紙かなんかに署名をするのかなぁと思っていたのだけど、そう言う事はなかった。
後で知ったのだけど、薩長同盟が結ばれた時は、署名でのやり取りはなく、後日、桂小五郎が会談の様子をまとめて書いたらしい。
「しまったっ!」
お師匠様の声が聞こえてきた。
「どうしたのですか?」
「失敗をした。二人でここにいたら、薩長同盟を阻止できんじゃろう」
あれ?軒下から阻止するんじゃなかったのか?
「一人を軒下に潜入させて、坂本龍馬が来た時に軒下から携帯で連絡をとり、外に待機している一人が阻止する計画じゃったんだがな」
お師匠様、その計画、初めから無理がありますから。
「お師匠様、この時代、携帯の電波が無いので、連絡なんて取れませんよ」
「おお、そうじゃった。なんて不便な時代なんじゃっ!」
今頃気がついたのかいっ!
最後のあがきという感じで、軒下から上をたたいたり足で蹴ったりしてみた。
「今日は、軒下の猫がにぎやかだな」
という一言で終わった。
結局、薩長同盟は無事に結ばれ、私たちは阻止するのではなく、軒下でその歴史的な現場を聞くことが出来たと言う事だけで終わった。

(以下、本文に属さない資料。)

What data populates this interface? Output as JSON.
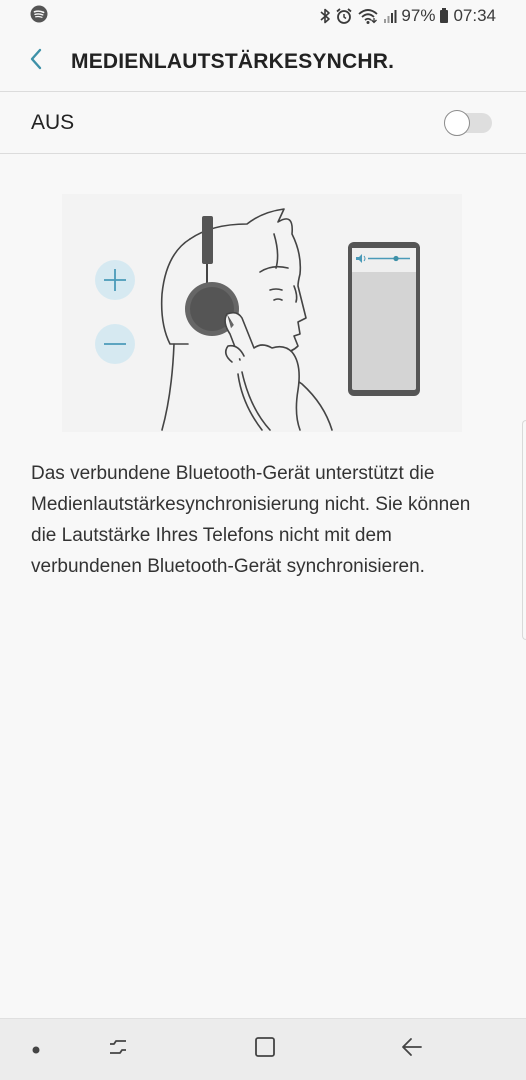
{
  "status_bar": {
    "app_notification_icon": "spotify-icon",
    "icons": [
      "bluetooth-icon",
      "alarm-icon",
      "wifi-icon",
      "signal-icon"
    ],
    "battery_percent": "97%",
    "battery_icon": "battery-icon",
    "time": "07:34"
  },
  "header": {
    "back_icon": "chevron-left-icon",
    "title": "MEDIENLAUTSTÄRKESYNCHR."
  },
  "toggle": {
    "label": "AUS",
    "state": "off"
  },
  "illustration": {
    "depicts": [
      "volume-plus-icon",
      "volume-minus-icon",
      "headphones",
      "phone-volume-slider"
    ]
  },
  "description": "Das verbundene Bluetooth-Gerät unterstützt die Medienlautstärkesynchronisierung nicht. Sie können die Lautstärke Ihres Telefons nicht mit dem verbundenen Bluetooth-Gerät synchronisieren.",
  "nav_bar": {
    "items": [
      "dot-indicator",
      "recents-icon",
      "home-icon",
      "back-arrow-icon"
    ]
  },
  "colors": {
    "accent": "#3e91a8",
    "background": "#f8f8f8",
    "nav_background": "#ececec",
    "illustration_circle": "#d6e9f1",
    "illustration_circle_stroke": "#4a9ab8"
  }
}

しかし、お師匠様の企みと言うか、計画はまだ終わっていなかった。
「この後、寺田屋事件がある」
確か、薩長同盟が結ばれた後、坂本龍馬は伏見にある寺田屋と言う旅館で泊まっていると、伏見奉行所の人が捕縛するために坂本龍馬を襲うと言う事件だ。
坂本龍馬も怪我をしてしまうと言う事件だ。
「寺田屋事件を阻止したい」
お師匠様、あなたの考えに一貫性と言うものがないような感じだするのですが。
薩長同盟を阻止するのはわかる。
それによって、幕府派である新選組が優位に立つ可能性があるからだ。
しかし、寺田屋事件は別に阻止してもしなくてもそんなに意味がないと思うのだけど。
「坂本龍馬に怪我をさせたくないのじゃ」
要するに、新選組も好きだけど、坂本龍馬も好きなのだな。
「でも、無理ですよ。私も隊務がありますので」
伏見に行っている暇なんてないぞ。
しかし、屯所に帰ると、お師匠様の喜びそうな話の展開が待っていた。
「伏見に出張だ」
土方さんがそう言った。
「なんでですか?」
「なんでって、幕府がそう言ってきたんだから、仕方ねぇだろう」
そうなのか?
また幕府もタイミングがいい時にそんなことを言うよなぁ。
こんなことをしたら、新選組が坂本龍馬を暗殺したって勘違いされるのも当たり前だよなぁ。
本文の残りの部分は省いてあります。